Longitude and latitude can also present challenges of consistency since measurement can use different standards for mapping the spherical coordinate system onto oblate shape of the earth such as WGS-84.
Local regions can have their own coordinate systems as well (e.g., the Dutch RD system used for locating places in the Netherlands).
More generally, the issues of accurate determination of geospatial location are a complex subject unto themselves that I won’t discuss further here.
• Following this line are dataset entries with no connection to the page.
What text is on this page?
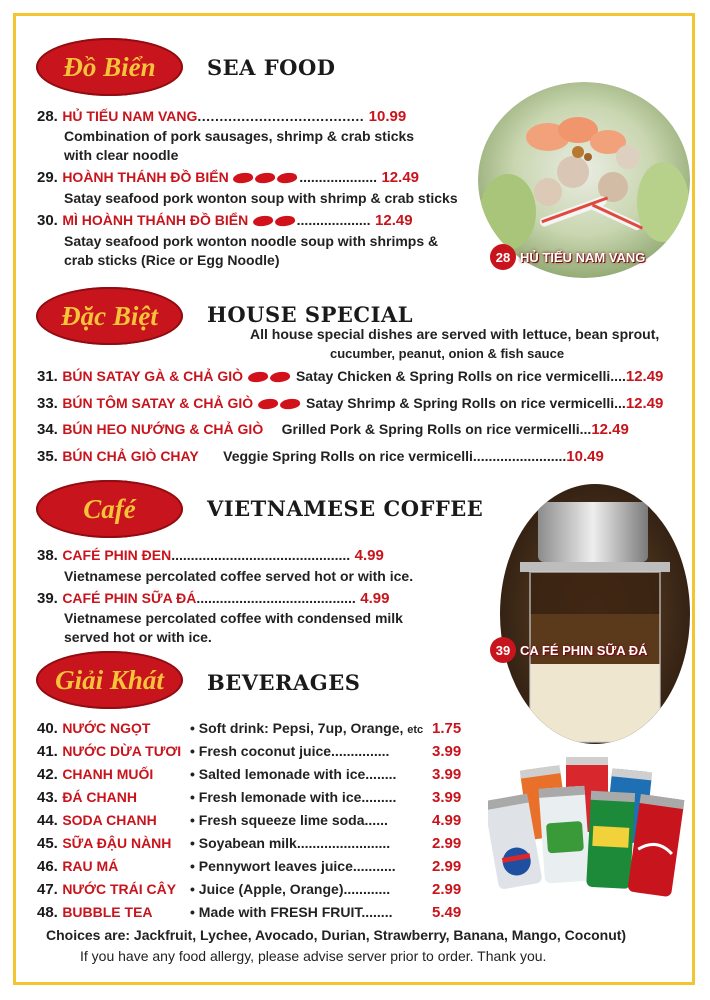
Đồ Biển SEA FOOD
28. HỦ TIẾU NAM VANG...................................... 10.99
Combination of pork sausages, shrimp & crab sticks
with clear noodle
29. HOÀNH THÁNH ĐỒ BIỂN	.................... 12.49
Satay seafood pork wonton soup with shrimp & crab sticks
30. MÌ HOÀNH THÁNH ĐỒ BIỂN	................... 12.49
Satay seafood pork wonton noodle soup with shrimps &
crab sticks (Rice or Egg Noodle)	28 HỦ TIẾU NAM VANG
Đặc Biệt HOUSE SPECIAL
All house special dishes are served with lettuce, bean sprout,
cucumber, peanut, onion & fish sauce
31. BÚN SATAY GÀ & CHẢ GIÒ	Satay Chicken & Spring Rolls on rice vermicelli....12.49
33. BÚN TÔM SATAY & CHẢ GIÒ	Satay Shrimp & Spring Rolls on rice vermicelli...12.49
34. BÚN HEO NƯỚNG & CHẢ GIÒ Grilled Pork & Spring Rolls on rice vermicelli...12.49
35. BÚN CHẢ GIÒ CHAY Veggie Spring Rolls on rice vermicelli........................10.49
Café	VIETNAMESE COFFEE
38. CAFÉ PHIN ĐEN.............................................. 4.99
Vietnamese percolated coffee served hot or with ice.
39. CAFÉ PHIN SỮA ĐÁ......................................... 4.99
Vietnamese percolated coffee with condensed milk
served hot or with ice.
39 CA FÉ PHIN SỮA ĐÁ
Giải Khát BEVERAGES
40. NƯỚC NGỌT	• Soft drink: Pepsi, 7up, Orange, etc 1.75
41. NƯỚC DỪA TƯƠI • Fresh coconut juice...............	3.99
42. CHANH MUỐI	• Salted lemonade with ice........ 3.99
43. ĐÁ CHANH	• Fresh lemonade with ice......... 3.99
44. SODA CHANH • Fresh squeeze lime soda......	4.99
45. SỮA ĐẬU NÀNH • Soyabean milk........................	2.99
46. RAU MÁ	• Pennywort leaves juice........... 2.99
47. NƯỚC TRÁI CÂY • Juice (Apple, Orange)............	2.99
48. BUBBLE TEA	• Made with FRESH FRUIT........	5.49
Choices are: Jackfruit, Lychee, Avocado, Durian, Strawberry, Banana, Mango, Coconut)
If you have any food allergy, please advise server prior to order. Thank you.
There’s more to the world than points
Tweets come from point locations but there are many other geospatial operations that work on more complex objects. Examples of other shapes include lines (the route of a car), polygons (the outline of a city), and radial areas (within 100 meters of an object).
Shapes can cross the hexagon boundaries which presents the challenges noted above.
Ideas for the future
In the discussion above, I use hexbins as a strawman. Hexbins are great for a certain class of problem, but not very good at some others. When I got excited about the spatial potential inherent in Kafka Streams, I was already thinking about some more advanced ideas.
There are three things that feel like good next steps:
- Build around a data structure that’s more adaptive to density like quadtrees, PH-Trees, or space filling curves. There’s some work that’s required to match structures like these to the <key, value> model used by Kafka Streams.
- Develop a mechanism for combining data across cells for interesting operations such as search in polygon, dynamic gridding, and nearest neighbor.
- Make an abstraction library that lets us write applications that use these mechanisms flexibly, without rewriting the whole stream every time.
Right now this is a back burner project for me, so progess will depend on how much time I get to work on it. When I make do interesting progress, I’ll post updates here.